Model files only need to specify settings that differ from the defaults. The default widget names are:

| Setting      | Default widget name |
|--------------|---------------------|
| iso          | `iso`               |
| aperture     | `f-number`          |
| shutterspeed | `shutterspeed`      |
| whitebalance | `whitebalance`      |

For cameras with separate video widgets (e.g., Nikon DSLRs), set `"video_widgets": true`. This auto-generates video widget names by adding the `movie` prefix (e.g., `movieiso`, `movief-number`). Add a `"video"` section only for video widgets that don't follow this pattern.

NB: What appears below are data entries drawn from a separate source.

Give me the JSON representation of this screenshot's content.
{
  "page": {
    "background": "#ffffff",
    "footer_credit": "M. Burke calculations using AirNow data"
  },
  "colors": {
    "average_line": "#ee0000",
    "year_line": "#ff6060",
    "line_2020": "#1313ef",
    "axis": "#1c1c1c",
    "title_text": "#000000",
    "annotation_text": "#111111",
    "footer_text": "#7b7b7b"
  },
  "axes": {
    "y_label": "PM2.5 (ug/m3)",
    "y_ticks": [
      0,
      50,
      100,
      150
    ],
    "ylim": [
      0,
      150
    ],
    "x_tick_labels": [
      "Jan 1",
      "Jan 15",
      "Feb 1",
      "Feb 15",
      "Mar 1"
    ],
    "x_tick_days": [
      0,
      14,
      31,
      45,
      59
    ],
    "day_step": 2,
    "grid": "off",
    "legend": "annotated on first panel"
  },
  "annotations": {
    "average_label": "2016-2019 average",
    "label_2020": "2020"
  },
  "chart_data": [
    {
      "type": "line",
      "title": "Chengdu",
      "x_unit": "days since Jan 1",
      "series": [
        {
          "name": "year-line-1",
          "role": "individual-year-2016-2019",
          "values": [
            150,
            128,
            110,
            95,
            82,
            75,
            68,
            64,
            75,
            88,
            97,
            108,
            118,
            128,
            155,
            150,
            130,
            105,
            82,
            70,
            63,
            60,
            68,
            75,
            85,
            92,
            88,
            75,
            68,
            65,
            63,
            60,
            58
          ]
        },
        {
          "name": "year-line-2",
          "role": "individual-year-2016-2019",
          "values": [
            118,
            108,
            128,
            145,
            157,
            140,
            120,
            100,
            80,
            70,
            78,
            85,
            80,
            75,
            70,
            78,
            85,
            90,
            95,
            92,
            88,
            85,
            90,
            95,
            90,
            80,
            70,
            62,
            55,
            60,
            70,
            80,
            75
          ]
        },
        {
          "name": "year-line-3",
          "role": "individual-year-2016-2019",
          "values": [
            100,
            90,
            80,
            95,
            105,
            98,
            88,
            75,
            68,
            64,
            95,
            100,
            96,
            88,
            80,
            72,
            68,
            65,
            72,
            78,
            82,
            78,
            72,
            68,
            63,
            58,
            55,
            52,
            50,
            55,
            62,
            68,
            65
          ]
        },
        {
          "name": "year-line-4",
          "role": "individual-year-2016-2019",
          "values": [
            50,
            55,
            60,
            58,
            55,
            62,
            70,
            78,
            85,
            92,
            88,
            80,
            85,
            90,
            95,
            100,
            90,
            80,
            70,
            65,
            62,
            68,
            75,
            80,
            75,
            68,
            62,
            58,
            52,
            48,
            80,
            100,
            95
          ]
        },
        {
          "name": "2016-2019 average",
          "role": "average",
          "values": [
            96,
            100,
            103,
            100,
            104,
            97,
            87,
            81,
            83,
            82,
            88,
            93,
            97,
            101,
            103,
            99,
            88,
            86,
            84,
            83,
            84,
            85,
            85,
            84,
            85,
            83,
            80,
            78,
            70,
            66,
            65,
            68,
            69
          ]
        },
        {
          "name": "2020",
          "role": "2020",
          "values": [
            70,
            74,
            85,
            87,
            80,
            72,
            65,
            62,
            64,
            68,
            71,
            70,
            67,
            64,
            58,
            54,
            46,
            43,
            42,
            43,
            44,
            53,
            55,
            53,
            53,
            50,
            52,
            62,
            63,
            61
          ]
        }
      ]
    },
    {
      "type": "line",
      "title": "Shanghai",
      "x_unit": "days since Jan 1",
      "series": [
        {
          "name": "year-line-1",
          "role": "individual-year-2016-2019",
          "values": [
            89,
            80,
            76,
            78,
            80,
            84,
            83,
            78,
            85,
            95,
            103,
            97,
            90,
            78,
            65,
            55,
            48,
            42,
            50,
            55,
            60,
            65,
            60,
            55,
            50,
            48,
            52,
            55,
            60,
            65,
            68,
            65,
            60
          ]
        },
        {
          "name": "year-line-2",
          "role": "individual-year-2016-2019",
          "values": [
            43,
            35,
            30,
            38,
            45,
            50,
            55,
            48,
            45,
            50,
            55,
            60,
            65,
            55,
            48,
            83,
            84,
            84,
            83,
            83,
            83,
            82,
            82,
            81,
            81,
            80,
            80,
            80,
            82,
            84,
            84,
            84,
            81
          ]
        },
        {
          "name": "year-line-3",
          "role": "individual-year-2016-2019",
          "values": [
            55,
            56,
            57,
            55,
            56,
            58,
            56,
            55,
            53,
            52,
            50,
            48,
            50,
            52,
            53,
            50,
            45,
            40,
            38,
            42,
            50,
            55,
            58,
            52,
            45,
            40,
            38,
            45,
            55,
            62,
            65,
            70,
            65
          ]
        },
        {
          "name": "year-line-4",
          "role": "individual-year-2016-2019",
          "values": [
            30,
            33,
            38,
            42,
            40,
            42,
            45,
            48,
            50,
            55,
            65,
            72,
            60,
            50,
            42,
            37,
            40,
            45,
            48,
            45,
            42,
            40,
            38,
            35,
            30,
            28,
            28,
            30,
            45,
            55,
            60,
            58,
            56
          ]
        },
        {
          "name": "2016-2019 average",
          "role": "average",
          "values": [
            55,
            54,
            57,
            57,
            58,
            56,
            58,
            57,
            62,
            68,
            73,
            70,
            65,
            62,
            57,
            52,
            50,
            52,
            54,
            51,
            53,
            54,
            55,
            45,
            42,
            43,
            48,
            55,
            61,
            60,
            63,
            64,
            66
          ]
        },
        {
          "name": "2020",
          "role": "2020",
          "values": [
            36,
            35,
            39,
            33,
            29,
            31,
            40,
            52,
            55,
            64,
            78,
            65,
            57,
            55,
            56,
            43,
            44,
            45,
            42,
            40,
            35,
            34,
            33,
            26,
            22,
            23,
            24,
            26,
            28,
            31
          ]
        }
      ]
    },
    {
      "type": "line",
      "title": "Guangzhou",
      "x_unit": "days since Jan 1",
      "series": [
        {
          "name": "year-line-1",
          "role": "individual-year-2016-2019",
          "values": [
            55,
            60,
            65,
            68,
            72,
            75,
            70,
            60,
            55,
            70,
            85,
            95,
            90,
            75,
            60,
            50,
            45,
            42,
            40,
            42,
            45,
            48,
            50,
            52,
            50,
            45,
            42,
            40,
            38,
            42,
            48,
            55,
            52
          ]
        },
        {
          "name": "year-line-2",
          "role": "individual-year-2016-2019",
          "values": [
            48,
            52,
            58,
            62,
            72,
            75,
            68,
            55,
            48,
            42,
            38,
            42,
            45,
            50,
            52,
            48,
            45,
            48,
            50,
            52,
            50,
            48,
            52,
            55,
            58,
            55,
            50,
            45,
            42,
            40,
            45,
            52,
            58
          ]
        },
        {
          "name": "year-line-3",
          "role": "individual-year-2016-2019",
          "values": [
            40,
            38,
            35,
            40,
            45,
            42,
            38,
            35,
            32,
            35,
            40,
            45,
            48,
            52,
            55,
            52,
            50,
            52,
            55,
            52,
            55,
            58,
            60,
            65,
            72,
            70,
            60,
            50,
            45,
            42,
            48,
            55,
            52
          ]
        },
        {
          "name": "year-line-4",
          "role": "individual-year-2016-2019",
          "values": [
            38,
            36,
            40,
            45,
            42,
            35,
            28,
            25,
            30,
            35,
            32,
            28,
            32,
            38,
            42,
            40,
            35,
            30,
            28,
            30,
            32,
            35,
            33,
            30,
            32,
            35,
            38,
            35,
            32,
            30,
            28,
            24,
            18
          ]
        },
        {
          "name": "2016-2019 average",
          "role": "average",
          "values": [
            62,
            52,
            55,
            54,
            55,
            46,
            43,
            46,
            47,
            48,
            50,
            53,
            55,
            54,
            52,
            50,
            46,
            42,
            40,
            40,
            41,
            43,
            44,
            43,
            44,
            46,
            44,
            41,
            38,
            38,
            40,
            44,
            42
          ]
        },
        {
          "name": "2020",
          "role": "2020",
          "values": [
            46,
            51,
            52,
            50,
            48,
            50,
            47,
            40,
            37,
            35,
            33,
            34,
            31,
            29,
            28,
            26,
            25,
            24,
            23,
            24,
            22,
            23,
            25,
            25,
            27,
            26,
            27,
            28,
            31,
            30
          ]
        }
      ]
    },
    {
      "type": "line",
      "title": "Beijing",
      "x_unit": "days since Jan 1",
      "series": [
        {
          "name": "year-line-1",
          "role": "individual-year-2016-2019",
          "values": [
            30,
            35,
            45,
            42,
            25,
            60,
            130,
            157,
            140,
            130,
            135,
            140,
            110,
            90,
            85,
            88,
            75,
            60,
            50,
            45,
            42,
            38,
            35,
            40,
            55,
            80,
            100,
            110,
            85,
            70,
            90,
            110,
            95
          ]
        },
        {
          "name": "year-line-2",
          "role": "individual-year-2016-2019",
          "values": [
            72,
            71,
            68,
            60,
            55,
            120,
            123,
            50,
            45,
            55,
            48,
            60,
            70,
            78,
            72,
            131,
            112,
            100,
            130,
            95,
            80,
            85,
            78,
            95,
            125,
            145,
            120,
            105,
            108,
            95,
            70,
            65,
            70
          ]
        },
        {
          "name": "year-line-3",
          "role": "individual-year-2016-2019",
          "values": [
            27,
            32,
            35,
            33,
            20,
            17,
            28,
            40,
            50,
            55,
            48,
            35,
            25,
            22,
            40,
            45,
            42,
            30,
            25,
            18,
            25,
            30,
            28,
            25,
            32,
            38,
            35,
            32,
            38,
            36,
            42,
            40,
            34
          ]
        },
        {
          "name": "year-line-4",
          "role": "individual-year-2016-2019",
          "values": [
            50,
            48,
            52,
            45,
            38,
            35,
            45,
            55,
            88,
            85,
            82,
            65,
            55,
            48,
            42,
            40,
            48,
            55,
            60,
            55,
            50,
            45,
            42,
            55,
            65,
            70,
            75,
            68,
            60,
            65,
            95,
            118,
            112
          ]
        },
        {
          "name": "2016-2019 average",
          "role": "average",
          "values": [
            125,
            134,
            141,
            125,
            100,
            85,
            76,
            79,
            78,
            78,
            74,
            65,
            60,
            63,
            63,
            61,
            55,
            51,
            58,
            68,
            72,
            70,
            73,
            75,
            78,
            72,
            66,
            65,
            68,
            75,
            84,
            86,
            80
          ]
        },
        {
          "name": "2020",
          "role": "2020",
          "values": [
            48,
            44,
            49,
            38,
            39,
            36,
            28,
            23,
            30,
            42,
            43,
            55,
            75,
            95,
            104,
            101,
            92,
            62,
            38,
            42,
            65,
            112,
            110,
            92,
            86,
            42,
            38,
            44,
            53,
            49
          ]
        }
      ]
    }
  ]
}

**Minimal model file** (camera uses all default widget names, same for photo and video):

```json
{
    "model": "Fuji Fujifilm X-Pro3"
}
```

**Model with overrides** (photo shutterspeed differs, camera has separate video widgets):

```json
{
    "model": "Nikon DSC D780",
    "video_widgets": true,
    "photo": {
        "shutterspeed": "shutterspeed2"
    }
}
```

The filename is the model name normalized to lowercase with special characters replaced by underscores (e.g., `"Nikon DSC D780"` becomes `nikon_dsc_d780.json`).

## How it works

The app uses [python-gphoto2](https://github.com/jim-easterbrook/python-gphoto2) to maintain a persistent PTP/USB session with the camera — equivalent to running `gphoto2 --shell`. This means settings can be changed freely without the camera dropping live view or reconnecting, which is a known issue with individual `gphoto2` CLI commands.

## License

Copyright (c) 2026 [Jakub T. Jankiewicz](https://jakub.jankiewicz.org/)

This program is free software: you can redistribute it and/or modify it under the terms of the GNU General Public License as published by the Free Software Foundation, either version 3 of the License, or (at your option) any later version.